# Throwing An Egg Straight Up

1. Aug 29, 2014

### burnst14

If an egg is thrown straight up in the air, then falls and reaches a point 30m below its starting point 5 seconds after it leaves the thrower's hand:
What is the initial speed of the egg?
How high does it rise above its starting point?
What is the magnitude of its velocity at the highest point? 0 m/s
What are the magnitude and acceleration at the highest point? 9.8 m/s2 downward
Sketch a-t, v-t, and x-t graphs for the motion of the egg. Easy enough

I have tried so many different methods and they all bring me to what seem like dead ends.

I wrote out three equations just for the initial upward movement and tried to substitute:

x=0+v0t+1/2(-9.8)t2
0=v0+(-9.8)t
0=v02+2(-9.8)x

My attempt at substituting:
The first equation becomes: v0=x/t+4.9t
The second becomes: v0=9.8t
The third becomes: v02/19.6=x

Putting the first and second together, we get:
9.8t=x/t+4.9t
4.9t=x/t
4.9t2=x
Then substituting the third:
4.9t2=v02/19.6

I also tried:
v02/19.6=v0t+(-4.9)t2

But I don't even know where to start to solve that.

Any ideas folks?

2. Aug 29, 2014

### PeroK

You seem to have forgotten that you know x when t = 5.

3. Aug 29, 2014

### burnst14

X = 30+2y
Assuming each side of the aec is equal to distance y. Correct?

4. Aug 29, 2014

### burnst14

But that doesn't help because the arc portion velocities aren't in the same direction.

5. Aug 29, 2014

### Orodruin

Staff Emeritus
Where did y come from? There was never a y in your problem...

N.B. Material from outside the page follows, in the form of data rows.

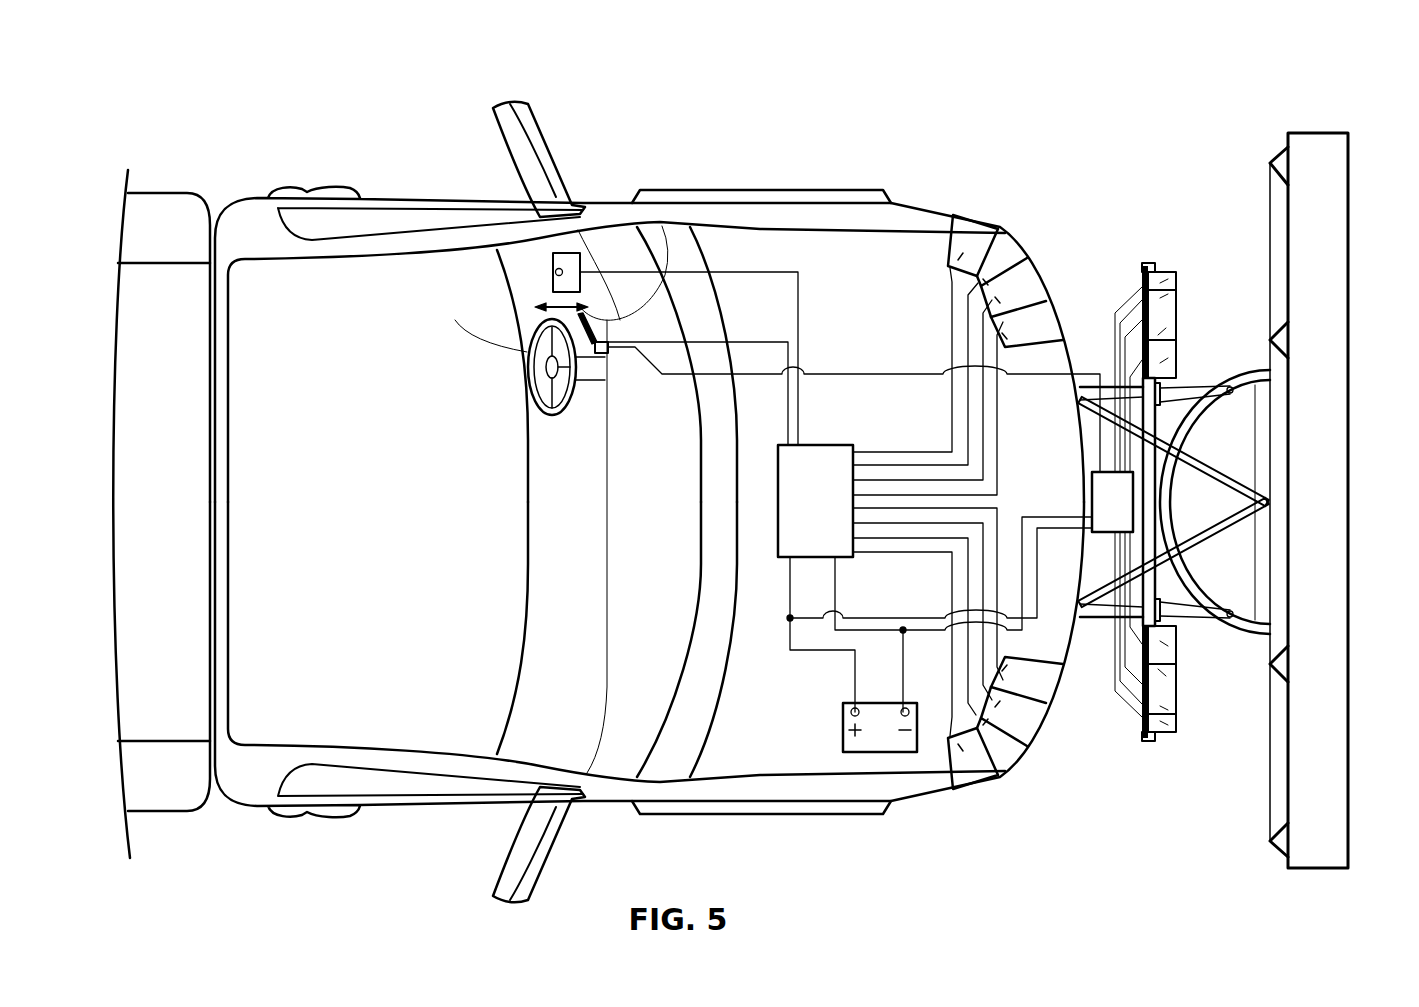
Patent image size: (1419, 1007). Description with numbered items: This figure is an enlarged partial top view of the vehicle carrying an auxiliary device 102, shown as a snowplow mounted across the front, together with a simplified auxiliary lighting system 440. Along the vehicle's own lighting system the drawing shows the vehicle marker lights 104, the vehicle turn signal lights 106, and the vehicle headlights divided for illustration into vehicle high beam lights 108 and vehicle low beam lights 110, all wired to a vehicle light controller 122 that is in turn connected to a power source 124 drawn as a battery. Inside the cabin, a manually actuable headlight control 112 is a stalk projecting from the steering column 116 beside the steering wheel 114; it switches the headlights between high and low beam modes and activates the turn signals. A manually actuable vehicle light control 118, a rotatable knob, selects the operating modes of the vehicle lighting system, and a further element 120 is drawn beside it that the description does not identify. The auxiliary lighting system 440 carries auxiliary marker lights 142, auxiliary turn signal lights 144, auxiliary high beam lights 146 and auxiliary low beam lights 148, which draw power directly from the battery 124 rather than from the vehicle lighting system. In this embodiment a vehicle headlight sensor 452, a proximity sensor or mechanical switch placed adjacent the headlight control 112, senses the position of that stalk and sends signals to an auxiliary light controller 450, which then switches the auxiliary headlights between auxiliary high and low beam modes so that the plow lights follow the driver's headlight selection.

The auxiliary device 102 is at (1352, 126).
The vehicle marker lights 104 is at (945, 243).
The vehicle turn signal lights 106 is at (1000, 232).
The vehicle high beam lights 108 is at (1033, 265).
The vehicle low beam lights 110 is at (1047, 302).
The manually actuable headlight control 112 is at (607, 320).
The steering wheel 114 is at (455, 320).
The steering column 116 is at (576, 410).
The manually actuable vehicle light control 118 is at (553, 268).
The direction indicator 120 is at (572, 300).
The vehicle light controller 122 is at (820, 445).
The power source 124 is at (840, 747).
The auxiliary marker lights 142 is at (1173, 282).
The auxiliary turn signal lights 144 is at (1172, 297).
The auxiliary high beam lights 146 is at (1177, 333).
The auxiliary low beam lights 148 is at (1175, 360).
The auxiliary lighting system 440 is at (1168, 256).
The auxiliary light controller 450 is at (1092, 483).
The vehicle headlight sensor 452 is at (610, 345).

I suggest you start from here and use PeroK's hint. Be mindful of signs.

6. Aug 29, 2014

### burnst14

Oh! DUH?!? Dang. Got it. Thanks guys or girls.

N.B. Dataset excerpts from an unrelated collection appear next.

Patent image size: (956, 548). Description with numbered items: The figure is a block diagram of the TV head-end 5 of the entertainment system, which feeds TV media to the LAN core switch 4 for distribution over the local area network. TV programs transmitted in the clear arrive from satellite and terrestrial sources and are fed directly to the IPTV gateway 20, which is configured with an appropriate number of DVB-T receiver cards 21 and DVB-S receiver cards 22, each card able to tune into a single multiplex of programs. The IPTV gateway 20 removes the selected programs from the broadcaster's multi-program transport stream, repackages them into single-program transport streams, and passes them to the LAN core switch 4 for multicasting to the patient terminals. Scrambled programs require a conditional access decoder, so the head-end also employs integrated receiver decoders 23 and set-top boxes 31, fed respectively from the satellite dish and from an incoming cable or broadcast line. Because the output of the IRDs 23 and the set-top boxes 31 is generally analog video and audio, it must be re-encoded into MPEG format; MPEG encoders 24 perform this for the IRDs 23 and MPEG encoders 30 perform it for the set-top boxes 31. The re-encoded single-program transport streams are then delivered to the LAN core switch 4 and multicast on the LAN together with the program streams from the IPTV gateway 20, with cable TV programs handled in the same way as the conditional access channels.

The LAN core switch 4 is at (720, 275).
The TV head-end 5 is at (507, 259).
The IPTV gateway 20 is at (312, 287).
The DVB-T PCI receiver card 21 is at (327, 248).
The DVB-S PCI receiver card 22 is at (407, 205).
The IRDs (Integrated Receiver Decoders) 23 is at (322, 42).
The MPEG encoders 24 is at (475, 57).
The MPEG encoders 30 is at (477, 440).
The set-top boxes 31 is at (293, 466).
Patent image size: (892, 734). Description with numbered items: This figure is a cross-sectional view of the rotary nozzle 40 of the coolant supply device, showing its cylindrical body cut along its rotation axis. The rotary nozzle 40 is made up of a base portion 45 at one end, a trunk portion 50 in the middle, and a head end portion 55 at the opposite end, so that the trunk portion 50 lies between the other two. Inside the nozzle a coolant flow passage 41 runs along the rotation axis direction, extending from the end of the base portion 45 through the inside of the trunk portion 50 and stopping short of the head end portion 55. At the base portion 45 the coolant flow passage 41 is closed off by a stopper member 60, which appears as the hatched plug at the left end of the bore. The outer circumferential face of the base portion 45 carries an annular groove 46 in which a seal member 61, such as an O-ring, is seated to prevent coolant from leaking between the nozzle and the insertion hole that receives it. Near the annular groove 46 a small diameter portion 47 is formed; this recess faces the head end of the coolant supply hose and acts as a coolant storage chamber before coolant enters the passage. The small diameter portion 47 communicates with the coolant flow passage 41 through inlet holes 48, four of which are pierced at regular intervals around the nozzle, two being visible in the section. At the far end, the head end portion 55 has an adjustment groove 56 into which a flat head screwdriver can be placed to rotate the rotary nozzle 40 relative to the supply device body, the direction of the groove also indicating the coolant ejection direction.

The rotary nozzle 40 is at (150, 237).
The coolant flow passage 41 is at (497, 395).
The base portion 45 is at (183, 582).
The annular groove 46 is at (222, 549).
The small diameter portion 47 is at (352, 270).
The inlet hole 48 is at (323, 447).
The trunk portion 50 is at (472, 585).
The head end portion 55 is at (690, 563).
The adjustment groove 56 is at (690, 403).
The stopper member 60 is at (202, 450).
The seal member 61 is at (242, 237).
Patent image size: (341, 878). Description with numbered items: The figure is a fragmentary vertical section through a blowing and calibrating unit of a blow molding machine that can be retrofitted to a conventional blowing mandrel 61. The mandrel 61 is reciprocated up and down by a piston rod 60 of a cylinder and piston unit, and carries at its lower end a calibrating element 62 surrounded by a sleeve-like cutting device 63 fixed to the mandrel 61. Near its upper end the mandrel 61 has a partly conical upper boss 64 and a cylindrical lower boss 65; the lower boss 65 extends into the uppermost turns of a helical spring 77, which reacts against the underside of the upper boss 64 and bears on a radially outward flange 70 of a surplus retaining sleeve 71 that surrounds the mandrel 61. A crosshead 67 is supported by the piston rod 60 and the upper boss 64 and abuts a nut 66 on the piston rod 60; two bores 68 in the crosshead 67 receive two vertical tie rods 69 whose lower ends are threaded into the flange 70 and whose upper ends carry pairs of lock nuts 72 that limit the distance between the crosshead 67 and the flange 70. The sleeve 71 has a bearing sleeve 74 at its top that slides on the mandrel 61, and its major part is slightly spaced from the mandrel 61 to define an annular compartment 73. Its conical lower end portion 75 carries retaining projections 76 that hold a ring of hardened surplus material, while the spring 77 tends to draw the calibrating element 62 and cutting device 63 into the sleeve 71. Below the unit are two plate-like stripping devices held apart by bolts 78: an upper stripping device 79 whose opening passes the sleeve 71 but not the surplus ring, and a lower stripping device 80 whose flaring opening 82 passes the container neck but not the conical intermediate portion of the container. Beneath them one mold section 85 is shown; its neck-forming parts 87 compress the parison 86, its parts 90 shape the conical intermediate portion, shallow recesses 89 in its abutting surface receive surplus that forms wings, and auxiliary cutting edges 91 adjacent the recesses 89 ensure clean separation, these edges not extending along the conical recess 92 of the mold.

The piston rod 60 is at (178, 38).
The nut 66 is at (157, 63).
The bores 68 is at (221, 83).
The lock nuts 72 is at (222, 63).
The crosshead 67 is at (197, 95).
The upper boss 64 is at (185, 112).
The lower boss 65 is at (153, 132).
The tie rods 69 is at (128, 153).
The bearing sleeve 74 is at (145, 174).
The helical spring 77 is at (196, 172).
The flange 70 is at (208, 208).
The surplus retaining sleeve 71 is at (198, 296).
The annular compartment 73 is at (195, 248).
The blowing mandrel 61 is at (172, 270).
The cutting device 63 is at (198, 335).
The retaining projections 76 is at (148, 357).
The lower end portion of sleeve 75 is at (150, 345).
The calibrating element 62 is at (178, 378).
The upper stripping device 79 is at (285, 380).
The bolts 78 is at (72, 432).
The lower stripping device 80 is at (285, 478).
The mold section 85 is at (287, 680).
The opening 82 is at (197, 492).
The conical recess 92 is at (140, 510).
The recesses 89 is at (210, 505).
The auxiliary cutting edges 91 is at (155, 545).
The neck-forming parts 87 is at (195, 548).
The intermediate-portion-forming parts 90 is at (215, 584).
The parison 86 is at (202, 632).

So since v0 is equal to the velocity on the other downward side of the fall at the zero point:
v0=30/5+4.9(5)

7. Aug 29, 2014

### burnst14

Actually I'm just going to start over. That equation is too far in for me to remember the context.

8. Aug 29, 2014

### Nathanael

Are you familiar with the idea that the area under the "v-t graph" is the displacement?
(and the idea that the acceleration is the slope of the "v-t graph"?)

I find that using the graph to write the equation is usually a pretty straight forward approach.
(I would break it up into two times, $\Delta t_1$ and $\Delta t_2$; where $\Delta t_1$ is the time when $v=0$, and $\Delta t_1+\Delta t_2=5$ seconds)
(Also, time zero (t=0) is when $v=v_i$)

This may not be the simplest way for everyone, but I just thought I'd tell you about the method that I personally find useful.

9. Aug 29, 2014

### Orodruin

Staff Emeritus
There is a sign error here and it is what I meant by being mindful of the signs. You have defined the up direction as being positive (you have negative acceleration and the gravitational acceleration is down). Thus, if the egg is going to end up 30 meters below the starting point (which you had put at x = 0), what is x at the end point?

10. Aug 29, 2014

### dk_ch

<complete solutions are not allowed -- post content deleted>

gneill
PF Mentor

Last edited by a moderator: Aug 30, 2014
11. Aug 30, 2014

### Orodruin

Staff Emeritus
@dk_ch: That seems correct, yes. However, we have not seen OP solve it yet and there is a reason we have not just written down the solution. If OP is to learn anything, it is much better to go through the thought process and identify obstacles and misconceptions.

12. Aug 30, 2014

### burnst14

Okay going off of this, I'll go with:
v0=-30/5+4.9(5) = 18.5 m/s

I'm not quite sure why this works though.

The unit analysis works out though... I'm a conceptual thinker, so substituting the equations likely threw me off.

So is that correct?

13. Aug 31, 2014

### PeroK

Yes, 18.5m/s is correct.

You say you're a conceptual thinker, well you can certainly sanity check your answer:

If it is thrown up at 18.5m/s, it will take a bit less than 2 seconds to stop and the same to come back to its starting position, travelling 18.5m/s downwards. That's in under 4 seconds.

From there it will fall for more than 1 second, going from 18.5 to about 30m/s, so average of about 25m/s.

And 25m/s for a bit more than a second is about 30m.